Le site est particulièrement favorable au maintien et à la reproduction des Odonates, notamment grâce à la présence du plan d'eau (Ruisseau d'Orjo élargi) dans la prairie humide non concernée par le projet actuel de ZHIB. Il est évident que les potentialités d'accueil du site seront accrues après le creusement d'une nouvelle mare (Aves-Natagora). En l'absence de recherches particulières, seules trois espèces de demoiselles très courantes ont pu être observées lors de notre passage sur le terrain: l'Agrion élégant (Ischnura elegans), l'Agrion à larges pattes (Platycnemis pennipes) et l'Agrion jouvencelle (Coenagrion puella), auxquelles s'ajoute la libellule déprimée (Libellula depressa) notée plus récemment.
Une dizaine d'Orthoptères ont été recensés ces dernières années, dont le Criquet des clairières (Chrysochraon dispar), peu commun en région namuroise, mais apparemment en expansion, et surtout le criquet des marais (Stethophyma grossum), une grande espèce sténotope trouvée en 2011 (obs. G. SAN MARTIN) et auparavant inconnue dans le sillon mosan.
Le site abrite une population de Macropis fulvipes, petite abeille de la famille des Melittidae, considérée comme menacée en Wallonie et d'ailleurs légalement protégée. Cette espèce, fortement oligolectique, est spécialisée dans la récolte du pollen des lysimaques (en particulier Lysimachia vulgaris) et est assez étroitement liée aux milieux humides. Par ailleurs, elle semble se rencontrer rarement en compagnie de sa proche voisine Macropis labiata.
De nombreuses Argiopes fasciées (Argiope bruennichi) ont été observées dans la prairie de fauche.
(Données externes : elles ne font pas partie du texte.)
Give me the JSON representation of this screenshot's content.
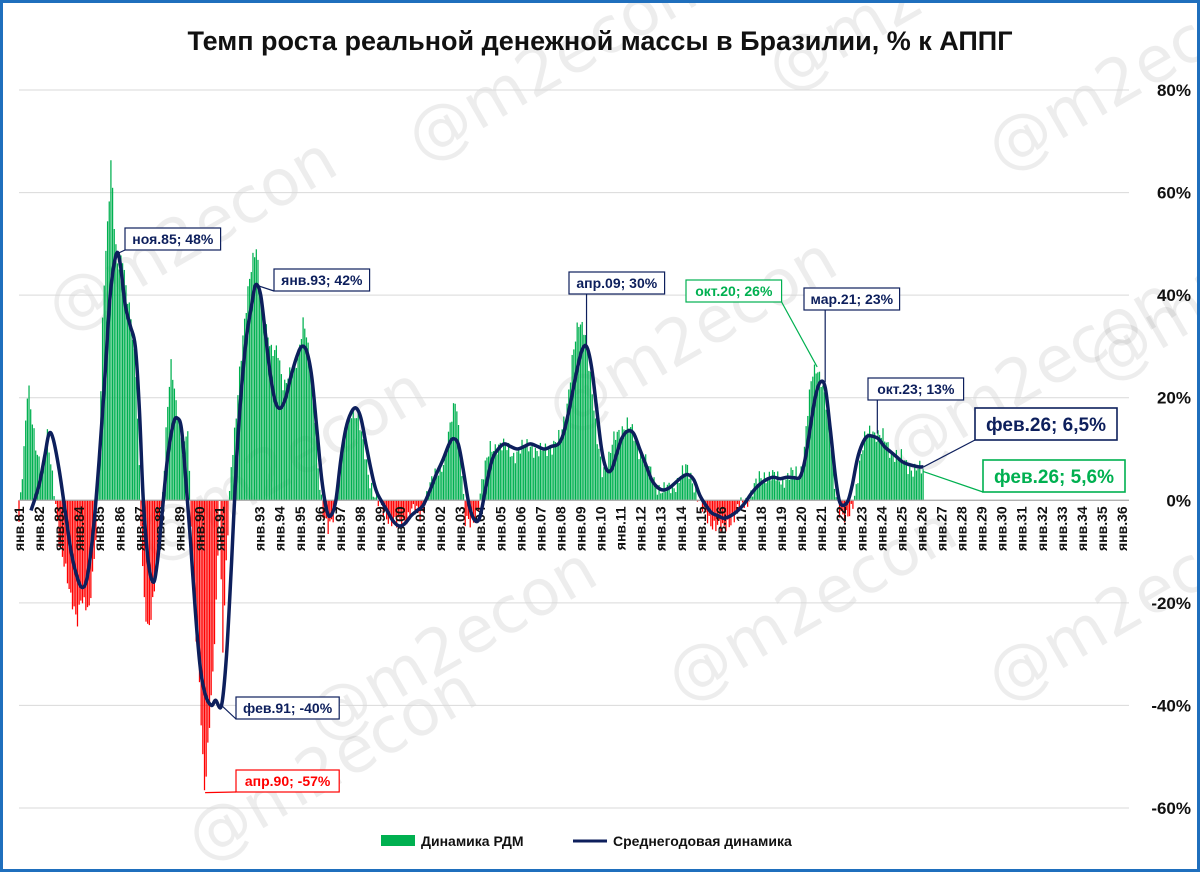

Cette araignée affectionne plus particulièrement les endroits ensoleillés, secs à frais, pourvus d'une couverture herbacée dense mais hétérogène. D'origine méridionale, elle a colonisé au cours des dernières décennies la plupart de nos régions, bien au-delà du sillon sambro-mosan.
La présence d'un mollusque rare a été observée dans la typhaie et dans la jonchaie voisine, il s'agit du Maillot de Desmoulin (Vertigo moulinsiana). Ce minuscule escargot de la famille des Vertiginidae est lié aux marais, plus particulièrement alcalins, du système alluvial. Espèce visée par le décret Natura 2000, Vertigo moulinsiana est connu en Wallonie du bassin de l'Escaut (Dyle, Haine, …), de la Haute Sambre et de la Lorraine belge (Landbruch), mais n'a jamais été signalé dans la vallée de la Meuse (voir KERVYN et al. 2004)!